Four findings across classical and transformer-based SER for South Asian Indo-Aryan languages:

  • C1. Modernised classical-ML baselines exceed the published Sindhi baseline by +1.70 pp UAR (SVM-RBF on IS10 features, UAR 0.5699).
  • C2. Cross-corpus transfer Urdu ↔ Sindhi fails catastrophically: best transfer UAR 0.2734 across 30 configurations — a 30.99 pp drop from the within-language ceiling, with feature-set ranking inverting under transfer.
  • C3. Multilingual encoder validation: wav2vec2-XLS-R-300M outperforms wav2vec2-base by +11.4 pp WF1 on English speaker-independent RAVDESS (0.659 → 0.773).
  • C4. First multi-seed (n=3) transformer cross-lingual SER study between Punjabi RASA and URDU-Latif, revealing three structural failure modes:
    • Punjabi within-language is leakage-saturated: WF1 0.994 [0.988, 0.998] only because RASA's publisher split admits speaker overlap.
    • Urdu within-language under show-independent eval falls below chance: pooled UAR 0.103 [0.075, 0.131] (n=88) — below the 0.25 chance baseline — corpus too small (~290 utterances) to learn show-invariant representations.
    • Urdu → Punjabi zero-shot transfer collapses to single-class prediction: pooled UAR 0.248 [0.225, 0.272] (n=2,886), robust across 3 seeds.
    • Only Pun → Urdu clears chance (pooled UAR 0.467 [0.187, 0.538], n=88) but with per-show variance too large for strong claims.
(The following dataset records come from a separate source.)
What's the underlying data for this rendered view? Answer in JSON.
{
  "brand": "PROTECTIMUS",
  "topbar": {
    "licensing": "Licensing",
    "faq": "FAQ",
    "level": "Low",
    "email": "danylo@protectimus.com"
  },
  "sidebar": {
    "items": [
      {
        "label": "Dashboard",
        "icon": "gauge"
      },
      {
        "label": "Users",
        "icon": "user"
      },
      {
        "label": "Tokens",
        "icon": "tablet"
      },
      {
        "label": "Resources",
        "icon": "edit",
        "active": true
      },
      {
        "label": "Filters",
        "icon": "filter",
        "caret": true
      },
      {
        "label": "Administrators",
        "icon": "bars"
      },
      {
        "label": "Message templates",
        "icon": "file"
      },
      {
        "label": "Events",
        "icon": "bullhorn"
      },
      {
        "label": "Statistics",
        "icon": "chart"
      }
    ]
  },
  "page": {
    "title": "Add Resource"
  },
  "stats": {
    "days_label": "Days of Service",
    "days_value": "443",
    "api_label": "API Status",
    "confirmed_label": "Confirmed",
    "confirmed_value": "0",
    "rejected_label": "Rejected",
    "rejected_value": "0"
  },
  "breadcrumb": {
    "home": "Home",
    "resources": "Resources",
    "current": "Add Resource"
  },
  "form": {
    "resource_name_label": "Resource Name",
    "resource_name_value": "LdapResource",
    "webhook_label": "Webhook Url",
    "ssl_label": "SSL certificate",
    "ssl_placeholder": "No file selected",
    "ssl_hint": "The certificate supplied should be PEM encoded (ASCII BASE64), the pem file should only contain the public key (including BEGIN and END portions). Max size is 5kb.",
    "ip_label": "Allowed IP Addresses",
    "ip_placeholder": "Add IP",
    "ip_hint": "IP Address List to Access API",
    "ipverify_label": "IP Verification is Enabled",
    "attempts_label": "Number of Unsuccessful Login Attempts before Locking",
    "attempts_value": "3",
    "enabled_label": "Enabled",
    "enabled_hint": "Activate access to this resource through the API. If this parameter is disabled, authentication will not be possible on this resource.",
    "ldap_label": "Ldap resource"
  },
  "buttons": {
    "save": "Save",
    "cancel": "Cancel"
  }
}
These failure modes are properties of the public Indo-Aryan SER corpora (too small, single-source recording provenance, missing speaker IDs), not of the XLS-R architecture — which achieves UAR 0.773 on English RAVDESS.

Artifacts in this release

  • paper_v2.pdf — the full v2 preprint (Abstract, Methods, 4 Findings, Discussion, Limitations, References)
  • aggregate.json — per-seed and pooled bootstrap CIs for all 4 conditions
  • summary.csv — flat machine-readable table of all numbers

Reproducibility

  • scripts/run_multiseed_cross_lingual.py — orchestrator (6 trainings + 12 evals)
  • scripts/eval_checkpoint.py — generalized within/cross-language evaluator
  • scripts/aggregate_multiseed.py — mean + 95% bootstrap CI + pooled-prediction CI
  • research/cross_lingual/multiseed_protocol.md — full methods documentation

What's next (v2.1, v3.0)

  • v2.1: speaker-disjoint Punjabi RASA re-evaluation (pending AI4Bharat speaker-ID release)
  • v3.0: Hindi (IITKGP-SEHSC) + multimodal Whisper-Punjabi text branch + larger seed pool

Cite

Citation metadata in CITATION.cff. DOIs (Concept + v2.0.0 version) populated by Zenodo on this release.